I think the proteinIds column in all the parquet files in the following location are empty:
I use the Python’s fastparquet and pandas packages to parse the parquet files.
Could you please double check?
Tiejun Cheng
I think the proteinIds column in all the parquet files in the following location are empty:
I use the Python’s fastparquet and pandas packages to parse the parquet files.
Could you please double check?
Tiejun Cheng
Dear Tiejun Cheng,
Thanks for reaching out to us with your question.
The schema of target
dataset contains a set of nested columns (this include the proteinIds
column). In the case of proteinIds
column the schema looks like
root
|-- proteinIds: array (nullable = true)
| |-- element: struct (containsNull = true)
| | |-- id: string (nullable = true)
| | |-- source: string (nullable = true)
The schema is a nested array of structs, which is not supported by fastparquet
- have a look at the package documentation. The fastparquet
read supports only List fields that have primitive element types, not structs. This is why fastparquet
report None
instead of actual values.
In case of using pandas please use the pyarrow
engine.
In [36]: import pandas as pd
In [37]: pd.read_parquet('https://ftp.ebi.ac.uk/pub/databases/opentargets/platform/25.03/output/target/part-00000-4c6c5f36-b7cf-4ea1-804c-33e0c7b43fad-c000.snappy.parquet', engine='pyarrow').proteinIds
Out[37]:
0 [{'id': 'A6NM43', 'source': 'uniprot_obsolete'}]

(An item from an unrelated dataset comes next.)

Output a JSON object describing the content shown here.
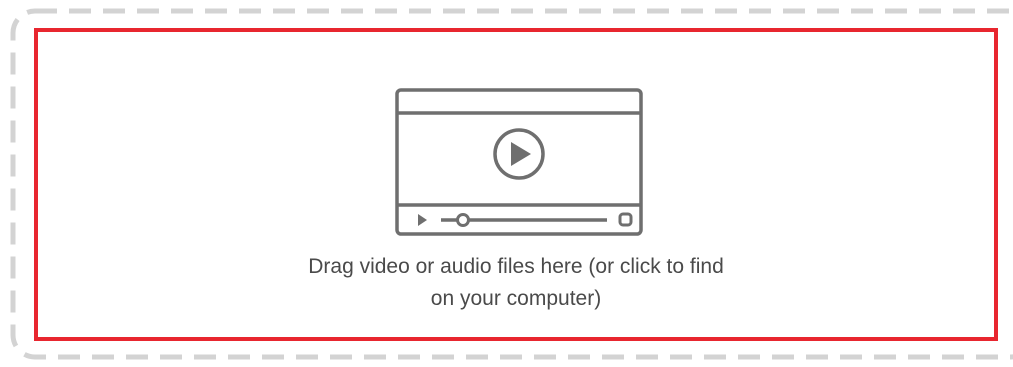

1 [{'id': 'Q13395', 'source': 'uniprot_swissprot...
2 [{'id': 'P11277', 'source': 'uniprot_swissprot...
3 [{'id': 'Q86US8', 'source': 'uniprot_swissprot...
4 [{'id': 'O94910', 'source': 'uniprot_swissprot...
...
398 None
399 None
400 None
401 None
402 None
Name: proteinIds, Length: 403, dtype: object
Thanks a lot. That’s extremely helpful.